In which case, the next step is to put in place another policy or system which would outline the rules of being a patient at the practice. You then need to communicate that system to your patients. And I think it’s high time really that most practices did this. We have gone through such a strange period of having to ask our patients to adhere to conditions they weren’t used to. Now, as we’ve come out of COVID and are getting back to the way things used to be, we need to remind patients of what behaviour is acceptable again. We need to be saying, “These are the cultures that you need to adopt when you are at the practice.”

So, the sorts of things you will be sharing will be a statement such as, ‘As a patient team, we will treat you with respect and courtesy and we expect the same from you. We won’t show you aggressive behaviour, we won’t use inappropriate tone or inappropriate language and therefore we expect the same from you in return. So, if you do use aggressive tones with us, we are going to inform you that is not part of the culture of our practice. And therefore, if you don’t stop using that aggressive tone, then we will no longer be able to see you as a patient at the practice.’

Communicate it to everyone

There are several ways of communicating this message to your patients. One way would be through a newsletter. As a practice, we used to send out a lot of newsletters through the post to our patients. That was because we had all of the addresses on file, but not necessarily their email addresses.

However, one of the benefits of COVID is that most practices now probably have 90% to 95% of their files with an email address on it. Which means you can now design a digital newsletter. Practice Plan can also help you with that. I think people believe it’s going to be difficult to send an eshot to all their patients, but it’s not. All you need is the information to put in there and then allow somebody else to take on the design work.

As part of that newsletter, you can then start to talk through what I call a patient charter. This says something along the lines of ‘We pride ourselves on making you feel comfortable when you visit our practice and when we’re communicating with you, whether in a written format or in person. We have very high expectations of ourselves as a team to get everything right for you. We may on occasion do or say something that does not sit right with you, and we learn from any miscommunications. Therefore, in return, we ask the following of you…’

And that allows you then to design a list of all the things that you expect patients to do for you and what you will do for them in return. For every practice it will be different depending on the culture that you have and what you will and will not accept.

It’s also important that you have your systems available for all patients within the practice. If you know that somebody doesn’t have an email address or they need it in another language, then you need to have some printed versions of the newsletter, or your policy available. That means you can hand them the update from the practice, or the policy, as they come in for their appointments.

As well as the policy, I would include a few other things so patients don’t feel like they’ve done something wrong. It’s not about that, it’s about communicating your policy to everyone.

Setting expectations

A patient charter, or cultures about patients, are not just about aggressive behaviour. A patient charter also asks them to do other things as well. Such as: ‘please be open and honest with us at all times.’ You can put other things in here, too such as:

  • We ask, and we expect you to be on time for your dental appointment and in return we will see you on time for your appointment.
  • If you want to reserve an appointment out of the diary, we will be taking a reservation payment from you for that.
  • You will be booked for an allocated amount of time in the diary. Please respect that that is your time, and if we run out of time during your appointment, we may need to book you another so as not delay our other patients.
  • We will continually ask for your feedback as part of dealing with you correctly.

You can incorporate aggressive behaviour, tonality and body language within a list of lots of other things.
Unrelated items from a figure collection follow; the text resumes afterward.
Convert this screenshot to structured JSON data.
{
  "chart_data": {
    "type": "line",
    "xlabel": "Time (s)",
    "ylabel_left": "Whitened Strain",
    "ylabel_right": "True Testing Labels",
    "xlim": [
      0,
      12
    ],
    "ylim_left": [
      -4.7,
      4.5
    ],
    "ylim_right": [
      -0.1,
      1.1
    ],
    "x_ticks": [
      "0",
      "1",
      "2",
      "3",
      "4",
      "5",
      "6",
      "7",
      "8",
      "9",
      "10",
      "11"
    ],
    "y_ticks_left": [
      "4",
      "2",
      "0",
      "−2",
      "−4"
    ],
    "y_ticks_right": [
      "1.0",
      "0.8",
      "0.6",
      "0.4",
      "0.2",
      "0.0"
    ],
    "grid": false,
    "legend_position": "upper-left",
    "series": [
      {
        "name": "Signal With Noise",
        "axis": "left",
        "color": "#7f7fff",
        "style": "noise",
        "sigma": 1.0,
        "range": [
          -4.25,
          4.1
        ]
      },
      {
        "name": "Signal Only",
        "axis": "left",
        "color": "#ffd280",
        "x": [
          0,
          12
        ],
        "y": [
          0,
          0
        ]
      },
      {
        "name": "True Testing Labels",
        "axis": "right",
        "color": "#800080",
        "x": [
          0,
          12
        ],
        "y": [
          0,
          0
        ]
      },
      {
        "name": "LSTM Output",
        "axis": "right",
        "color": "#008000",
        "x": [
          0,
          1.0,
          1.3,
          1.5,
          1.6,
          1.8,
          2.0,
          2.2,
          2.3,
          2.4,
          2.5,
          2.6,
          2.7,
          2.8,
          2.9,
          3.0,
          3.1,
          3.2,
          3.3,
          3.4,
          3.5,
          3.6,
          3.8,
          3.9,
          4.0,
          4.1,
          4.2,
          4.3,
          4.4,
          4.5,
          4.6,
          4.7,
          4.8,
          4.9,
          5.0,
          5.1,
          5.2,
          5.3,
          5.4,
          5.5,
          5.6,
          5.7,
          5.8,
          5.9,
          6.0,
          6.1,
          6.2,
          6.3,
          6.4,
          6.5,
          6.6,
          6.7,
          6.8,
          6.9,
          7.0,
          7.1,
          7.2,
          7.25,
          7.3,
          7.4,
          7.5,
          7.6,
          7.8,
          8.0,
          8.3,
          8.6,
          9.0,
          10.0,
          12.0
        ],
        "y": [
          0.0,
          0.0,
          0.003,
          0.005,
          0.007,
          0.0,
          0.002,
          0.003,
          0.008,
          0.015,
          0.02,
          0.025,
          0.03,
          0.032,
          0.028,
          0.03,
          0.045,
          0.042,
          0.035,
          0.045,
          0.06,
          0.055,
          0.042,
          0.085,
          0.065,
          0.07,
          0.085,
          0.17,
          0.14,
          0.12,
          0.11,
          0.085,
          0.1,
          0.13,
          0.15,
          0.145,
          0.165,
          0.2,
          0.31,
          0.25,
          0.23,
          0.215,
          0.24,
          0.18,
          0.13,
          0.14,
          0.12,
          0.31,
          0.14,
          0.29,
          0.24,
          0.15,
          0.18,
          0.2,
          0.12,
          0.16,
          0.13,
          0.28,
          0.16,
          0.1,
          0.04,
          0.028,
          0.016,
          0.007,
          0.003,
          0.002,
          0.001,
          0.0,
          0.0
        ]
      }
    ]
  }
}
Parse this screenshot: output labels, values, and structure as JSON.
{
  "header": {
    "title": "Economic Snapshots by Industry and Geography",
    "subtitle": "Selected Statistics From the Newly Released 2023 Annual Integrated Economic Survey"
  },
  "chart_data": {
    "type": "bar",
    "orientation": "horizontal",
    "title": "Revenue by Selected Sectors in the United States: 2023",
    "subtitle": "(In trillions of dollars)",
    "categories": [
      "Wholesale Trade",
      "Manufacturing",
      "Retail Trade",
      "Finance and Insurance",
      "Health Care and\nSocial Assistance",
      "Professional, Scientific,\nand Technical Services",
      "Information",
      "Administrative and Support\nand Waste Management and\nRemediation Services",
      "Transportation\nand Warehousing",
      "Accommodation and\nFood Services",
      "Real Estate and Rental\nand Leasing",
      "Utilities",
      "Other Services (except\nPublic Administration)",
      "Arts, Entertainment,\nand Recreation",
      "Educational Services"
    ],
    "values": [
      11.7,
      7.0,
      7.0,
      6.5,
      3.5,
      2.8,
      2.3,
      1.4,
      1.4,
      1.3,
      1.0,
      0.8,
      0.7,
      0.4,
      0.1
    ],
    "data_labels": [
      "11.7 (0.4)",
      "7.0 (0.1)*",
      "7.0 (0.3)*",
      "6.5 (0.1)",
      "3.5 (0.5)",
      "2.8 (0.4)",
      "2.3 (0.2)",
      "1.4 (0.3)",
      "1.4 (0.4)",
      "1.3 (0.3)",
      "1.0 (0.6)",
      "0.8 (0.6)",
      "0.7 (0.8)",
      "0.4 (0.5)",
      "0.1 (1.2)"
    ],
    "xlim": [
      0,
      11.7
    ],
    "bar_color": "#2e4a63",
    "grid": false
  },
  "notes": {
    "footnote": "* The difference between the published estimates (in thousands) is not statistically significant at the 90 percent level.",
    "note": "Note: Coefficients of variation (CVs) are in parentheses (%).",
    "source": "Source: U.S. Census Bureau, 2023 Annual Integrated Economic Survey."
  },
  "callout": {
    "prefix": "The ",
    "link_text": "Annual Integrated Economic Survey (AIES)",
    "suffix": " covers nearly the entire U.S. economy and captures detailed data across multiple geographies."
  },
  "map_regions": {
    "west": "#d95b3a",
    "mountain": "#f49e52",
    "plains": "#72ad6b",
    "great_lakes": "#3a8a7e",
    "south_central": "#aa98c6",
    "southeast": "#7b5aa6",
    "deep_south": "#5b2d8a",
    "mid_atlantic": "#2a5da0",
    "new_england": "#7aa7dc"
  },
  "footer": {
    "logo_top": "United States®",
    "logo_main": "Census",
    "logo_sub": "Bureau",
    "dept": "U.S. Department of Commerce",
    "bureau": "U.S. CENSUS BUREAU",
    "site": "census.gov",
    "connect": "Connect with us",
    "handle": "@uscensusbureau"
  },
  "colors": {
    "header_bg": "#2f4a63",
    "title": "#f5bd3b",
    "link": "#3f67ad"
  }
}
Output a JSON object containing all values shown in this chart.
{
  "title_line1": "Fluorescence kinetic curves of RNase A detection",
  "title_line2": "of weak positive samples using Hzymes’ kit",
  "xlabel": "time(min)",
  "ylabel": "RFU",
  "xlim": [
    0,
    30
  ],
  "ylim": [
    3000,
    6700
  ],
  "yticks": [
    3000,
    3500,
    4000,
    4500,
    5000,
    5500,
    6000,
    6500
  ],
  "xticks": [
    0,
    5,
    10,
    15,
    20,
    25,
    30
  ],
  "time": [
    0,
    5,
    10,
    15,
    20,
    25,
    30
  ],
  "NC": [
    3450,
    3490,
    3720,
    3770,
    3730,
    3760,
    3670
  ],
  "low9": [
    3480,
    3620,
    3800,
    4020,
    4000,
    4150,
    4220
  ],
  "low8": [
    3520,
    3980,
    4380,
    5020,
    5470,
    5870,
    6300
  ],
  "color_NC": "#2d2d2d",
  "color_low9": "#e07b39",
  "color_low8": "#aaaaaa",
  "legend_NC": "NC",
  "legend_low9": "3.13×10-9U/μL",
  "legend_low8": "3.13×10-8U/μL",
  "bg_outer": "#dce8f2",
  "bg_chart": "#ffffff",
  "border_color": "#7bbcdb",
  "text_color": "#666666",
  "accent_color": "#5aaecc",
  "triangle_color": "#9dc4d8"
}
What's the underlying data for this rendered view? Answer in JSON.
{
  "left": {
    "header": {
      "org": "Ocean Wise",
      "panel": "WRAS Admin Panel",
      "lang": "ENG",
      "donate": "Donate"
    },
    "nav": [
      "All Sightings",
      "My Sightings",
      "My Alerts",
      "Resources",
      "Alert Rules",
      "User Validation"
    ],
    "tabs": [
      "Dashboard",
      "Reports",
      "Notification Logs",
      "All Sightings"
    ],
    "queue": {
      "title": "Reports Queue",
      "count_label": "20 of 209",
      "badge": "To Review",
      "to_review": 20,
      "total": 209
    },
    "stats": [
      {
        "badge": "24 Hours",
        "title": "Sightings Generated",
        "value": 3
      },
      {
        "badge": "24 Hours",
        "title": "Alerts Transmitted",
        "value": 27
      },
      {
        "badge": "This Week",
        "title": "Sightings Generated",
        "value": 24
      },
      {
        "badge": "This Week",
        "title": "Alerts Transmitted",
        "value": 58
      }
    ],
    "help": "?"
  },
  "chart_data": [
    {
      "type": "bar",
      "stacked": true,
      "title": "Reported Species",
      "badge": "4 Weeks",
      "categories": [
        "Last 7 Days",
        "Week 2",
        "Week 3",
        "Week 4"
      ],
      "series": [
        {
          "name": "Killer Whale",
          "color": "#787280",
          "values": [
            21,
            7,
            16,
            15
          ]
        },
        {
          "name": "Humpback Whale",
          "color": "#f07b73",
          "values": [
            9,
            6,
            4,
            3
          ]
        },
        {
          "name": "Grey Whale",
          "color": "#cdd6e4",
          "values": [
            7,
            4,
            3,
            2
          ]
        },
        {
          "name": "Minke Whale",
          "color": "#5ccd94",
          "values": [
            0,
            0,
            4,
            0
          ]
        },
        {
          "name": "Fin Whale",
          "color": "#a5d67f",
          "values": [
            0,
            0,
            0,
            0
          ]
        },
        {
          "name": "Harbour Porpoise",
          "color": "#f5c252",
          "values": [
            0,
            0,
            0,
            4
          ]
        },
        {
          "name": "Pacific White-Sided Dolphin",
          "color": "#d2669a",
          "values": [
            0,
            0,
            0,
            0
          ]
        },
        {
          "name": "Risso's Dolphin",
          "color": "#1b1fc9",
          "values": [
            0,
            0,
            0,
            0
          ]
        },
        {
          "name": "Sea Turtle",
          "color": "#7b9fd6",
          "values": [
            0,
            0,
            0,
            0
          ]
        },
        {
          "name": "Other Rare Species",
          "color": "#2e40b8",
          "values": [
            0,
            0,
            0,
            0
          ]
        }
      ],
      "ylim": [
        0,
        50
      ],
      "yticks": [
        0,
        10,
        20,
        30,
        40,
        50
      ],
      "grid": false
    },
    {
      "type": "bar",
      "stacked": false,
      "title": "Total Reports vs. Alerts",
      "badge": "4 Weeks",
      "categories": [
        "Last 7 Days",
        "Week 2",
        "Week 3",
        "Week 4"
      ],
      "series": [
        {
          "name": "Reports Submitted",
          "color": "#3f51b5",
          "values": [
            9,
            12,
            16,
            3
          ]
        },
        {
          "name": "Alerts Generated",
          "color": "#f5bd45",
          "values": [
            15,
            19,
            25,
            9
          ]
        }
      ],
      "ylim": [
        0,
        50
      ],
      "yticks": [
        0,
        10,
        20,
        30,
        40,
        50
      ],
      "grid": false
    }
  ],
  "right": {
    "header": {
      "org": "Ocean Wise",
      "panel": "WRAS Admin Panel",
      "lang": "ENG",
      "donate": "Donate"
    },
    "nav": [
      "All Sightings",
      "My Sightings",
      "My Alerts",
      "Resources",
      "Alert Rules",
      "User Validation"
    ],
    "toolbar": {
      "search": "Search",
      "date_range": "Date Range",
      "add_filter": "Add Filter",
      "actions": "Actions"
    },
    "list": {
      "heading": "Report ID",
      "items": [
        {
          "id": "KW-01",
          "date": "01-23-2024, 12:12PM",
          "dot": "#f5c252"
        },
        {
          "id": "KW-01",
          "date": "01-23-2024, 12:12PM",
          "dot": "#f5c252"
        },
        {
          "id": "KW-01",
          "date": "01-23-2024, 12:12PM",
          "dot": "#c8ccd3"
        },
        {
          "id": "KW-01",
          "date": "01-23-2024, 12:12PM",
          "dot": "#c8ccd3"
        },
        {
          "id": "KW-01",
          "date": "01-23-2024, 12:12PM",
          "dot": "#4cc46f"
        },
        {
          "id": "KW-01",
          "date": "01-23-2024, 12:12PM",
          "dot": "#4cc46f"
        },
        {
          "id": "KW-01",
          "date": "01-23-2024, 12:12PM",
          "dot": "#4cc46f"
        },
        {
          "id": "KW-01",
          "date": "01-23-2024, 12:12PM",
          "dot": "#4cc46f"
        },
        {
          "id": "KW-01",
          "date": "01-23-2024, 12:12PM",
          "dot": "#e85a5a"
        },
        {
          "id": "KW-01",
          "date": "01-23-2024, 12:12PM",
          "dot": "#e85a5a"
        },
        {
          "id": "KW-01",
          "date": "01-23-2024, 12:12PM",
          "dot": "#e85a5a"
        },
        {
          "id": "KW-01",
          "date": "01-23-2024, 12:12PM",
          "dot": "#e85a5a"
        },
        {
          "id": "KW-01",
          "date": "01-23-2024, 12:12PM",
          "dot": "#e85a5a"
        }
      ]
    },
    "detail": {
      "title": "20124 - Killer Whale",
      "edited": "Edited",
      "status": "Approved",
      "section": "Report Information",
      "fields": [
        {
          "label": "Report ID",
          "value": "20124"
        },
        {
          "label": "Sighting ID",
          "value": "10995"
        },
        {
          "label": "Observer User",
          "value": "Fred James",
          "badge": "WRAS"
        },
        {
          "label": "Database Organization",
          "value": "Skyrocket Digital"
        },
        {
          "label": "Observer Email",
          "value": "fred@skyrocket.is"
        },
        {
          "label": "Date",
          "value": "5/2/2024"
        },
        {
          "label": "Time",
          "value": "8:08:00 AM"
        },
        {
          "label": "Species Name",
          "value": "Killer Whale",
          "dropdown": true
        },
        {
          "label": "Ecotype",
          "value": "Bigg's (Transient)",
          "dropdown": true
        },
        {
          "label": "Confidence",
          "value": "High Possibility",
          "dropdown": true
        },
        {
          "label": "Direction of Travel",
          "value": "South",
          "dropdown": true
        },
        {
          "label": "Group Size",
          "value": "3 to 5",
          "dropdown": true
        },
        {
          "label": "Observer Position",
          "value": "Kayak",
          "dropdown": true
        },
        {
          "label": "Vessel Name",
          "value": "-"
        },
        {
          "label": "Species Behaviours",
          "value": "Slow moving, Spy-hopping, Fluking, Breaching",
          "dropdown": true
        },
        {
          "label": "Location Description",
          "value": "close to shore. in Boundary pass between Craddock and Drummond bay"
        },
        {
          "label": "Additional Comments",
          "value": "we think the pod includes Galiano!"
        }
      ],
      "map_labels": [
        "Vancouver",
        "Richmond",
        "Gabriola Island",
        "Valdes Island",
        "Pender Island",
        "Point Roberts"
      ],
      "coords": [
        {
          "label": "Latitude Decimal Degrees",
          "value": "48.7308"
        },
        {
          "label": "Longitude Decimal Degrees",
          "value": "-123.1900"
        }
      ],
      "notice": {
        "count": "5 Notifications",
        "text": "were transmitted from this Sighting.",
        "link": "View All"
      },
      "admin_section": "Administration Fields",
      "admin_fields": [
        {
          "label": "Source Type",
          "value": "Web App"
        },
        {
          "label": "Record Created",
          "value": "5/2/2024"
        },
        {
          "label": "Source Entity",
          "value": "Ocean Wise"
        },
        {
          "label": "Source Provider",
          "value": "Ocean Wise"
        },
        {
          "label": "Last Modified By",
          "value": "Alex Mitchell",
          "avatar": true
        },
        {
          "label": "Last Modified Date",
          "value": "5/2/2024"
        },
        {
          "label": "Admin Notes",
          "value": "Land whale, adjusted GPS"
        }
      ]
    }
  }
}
That way the patient doesn’t feel like you’re just concentrating on the negatives and that it’s a holistic viewpoint of all the different things that we expect from them, and what we will do in return.

About Michael

Michael Bentley has over 20 years’ experience within the dental industry, starting out as a practice manager before moving on to being a dental nurse, treatment coordinator and becoming GDC and DCP registered.

Michael now works as a patient experience and complaints manager in a thriving practice, as well as working as a dental business consultant. All this combined grass-roots knowledge has given Michael a deep understanding of how you are feeling and the challenges you face day-to-day.